Nathan Drake is the charismatic heart of the Uncharted series. At least, he was until Chloe Frazer and Nadine Ross swung into town for their own standalone game, Uncharted: The Lost Legacy. Don’t expect a cameo from Nate because Chloe and Nadine more than hold their own in what is one of the best Uncharted games.
The story doesn’t break the mould, but it does give us some backstory for these characters. Chloe has hooked up with Nadine to recover a treasure called the tusk of Ganesh. We meet the duo in India, where we also encounter Asav, a rebel leader who also wants the treasure.
In the very early section of the game, playing as Chloe, I did miss Nathan Drake, but that all changed once she meets up with Nadine. Chloe isn’t as charming or funny as Nate, she’s more ruthless and less heroic, which makes her harder to like.
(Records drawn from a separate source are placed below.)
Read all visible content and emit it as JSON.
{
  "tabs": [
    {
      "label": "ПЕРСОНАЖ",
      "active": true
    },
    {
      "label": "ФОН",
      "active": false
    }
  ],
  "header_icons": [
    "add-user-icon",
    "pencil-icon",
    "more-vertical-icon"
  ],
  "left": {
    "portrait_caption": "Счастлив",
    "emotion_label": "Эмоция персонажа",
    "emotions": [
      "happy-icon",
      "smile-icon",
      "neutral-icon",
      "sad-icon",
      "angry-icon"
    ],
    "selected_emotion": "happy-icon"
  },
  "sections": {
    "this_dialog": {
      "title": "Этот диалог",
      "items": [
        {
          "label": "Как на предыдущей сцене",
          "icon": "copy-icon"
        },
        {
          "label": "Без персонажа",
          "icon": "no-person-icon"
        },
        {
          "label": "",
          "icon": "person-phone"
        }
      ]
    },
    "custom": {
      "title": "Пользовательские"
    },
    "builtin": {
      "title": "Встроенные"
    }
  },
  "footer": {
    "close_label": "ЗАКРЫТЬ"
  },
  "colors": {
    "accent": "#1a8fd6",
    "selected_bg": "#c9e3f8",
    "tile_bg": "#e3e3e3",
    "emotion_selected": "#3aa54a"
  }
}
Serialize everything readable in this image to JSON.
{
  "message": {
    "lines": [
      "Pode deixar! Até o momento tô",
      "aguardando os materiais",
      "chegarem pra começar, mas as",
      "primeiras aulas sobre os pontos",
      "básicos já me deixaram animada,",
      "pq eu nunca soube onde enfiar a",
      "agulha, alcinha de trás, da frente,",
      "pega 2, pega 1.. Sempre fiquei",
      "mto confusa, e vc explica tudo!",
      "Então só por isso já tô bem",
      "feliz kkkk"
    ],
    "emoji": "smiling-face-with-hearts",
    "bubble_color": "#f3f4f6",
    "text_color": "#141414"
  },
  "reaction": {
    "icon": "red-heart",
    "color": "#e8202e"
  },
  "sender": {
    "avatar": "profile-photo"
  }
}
Pairing her with Nadine was a masterstroke.
Nadine’s military background means that she’s disciplined and all about the strategy, but she’s also got a softer side, which becomes evident as the story progresses. This makes her the perfect foil to Chloe’s seat-of-her-pants style over confidence and the dialogue that sparks from the contrasting characters is magic.
The game also gives us quiet moments, where the pair discuss their past. Unfortunately, the writers have gone down the ‘daddy issues’ route for both women, so many of their conversations do focus on absent men, whether that’s Nate, Asav or their fathers.
When it comes to setting, India has given the Naughty Dog team riches beyond their wildest dreams and they are laid out for players to see. This is the most beautiful Uncharted game yet. There are countless opportunities to stop and admire wide open vistas, viewed from a cliff top, looking across a lush valley to distant mountains. And each Hindu temple gets more and more beautiful as the game goes on. The Lost Legacy is a visual treat, even in the back streets of India or a bustling marketplace.
There are echoes of Uncharted 4 in this game, from the jeep to the ‘exotic’ locale and the beautiful crumbling ruins. Most of the set pieces are familiar, but this doesn’t do much to detract from the thrill. Sure we’re killing nameless minions in Chloe’s quest for the treasure and the baddie thwarts her in the second act. Sure there’s the betrayal and the redemption and the train sequence, but it’s still fun and we wouldn’t really want an Uncharted game any other way.
The enclosed setting that forms the main part of the game gives the illusion of an openworld game. Fortunately, The Lost Legacy doesn’t fall into the sandbox trap of giving players a plethora of icons on a map to investigate. One might be forgiven for thinking this was Naughty Dog failing at openworld gameplay, but actually it’s better than that.
The game is so beautiful that all you need to do is jump in the jeep and explore. Your reward is collecting optional dialogue moments and photo opportunities. At certain points a triangle appears above Nadine’s head and the women have a chat or Chloe snaps a pic with her phone. There is also an optional mission with a variety of puzzles, which unlock a helpful item.
The puzzles fall into the usual Uncharted rotate the disks or line up the mirrors pattern. However, there are some satisfying stepping stone puzzles and one involving manipulating giant shadow puppets to create a picture on the wall.
None of the climbing sections feel as epic as some of Nate’s most thrilling moments, but once at the top, you’re always rewarded with a view. As a game that began life as mere DLC, Uncharted: The Lost Legacy doesn’t add any innovations. However, Chloe has her own fighting style and Nadine will whisper enemy locations during stealth sections to help you take them down i.e. kill every last one of them.
Asav is a competent baddie, but not much more. The main draw for this game is the growing friendship between Chloe and Nadine. Having two women of colour head up a much-loved AAA game is something to be applauded. Most importantly, once Chloe and Nadine were together, there wasn’t a single moment that I wished Nathan Drake was there.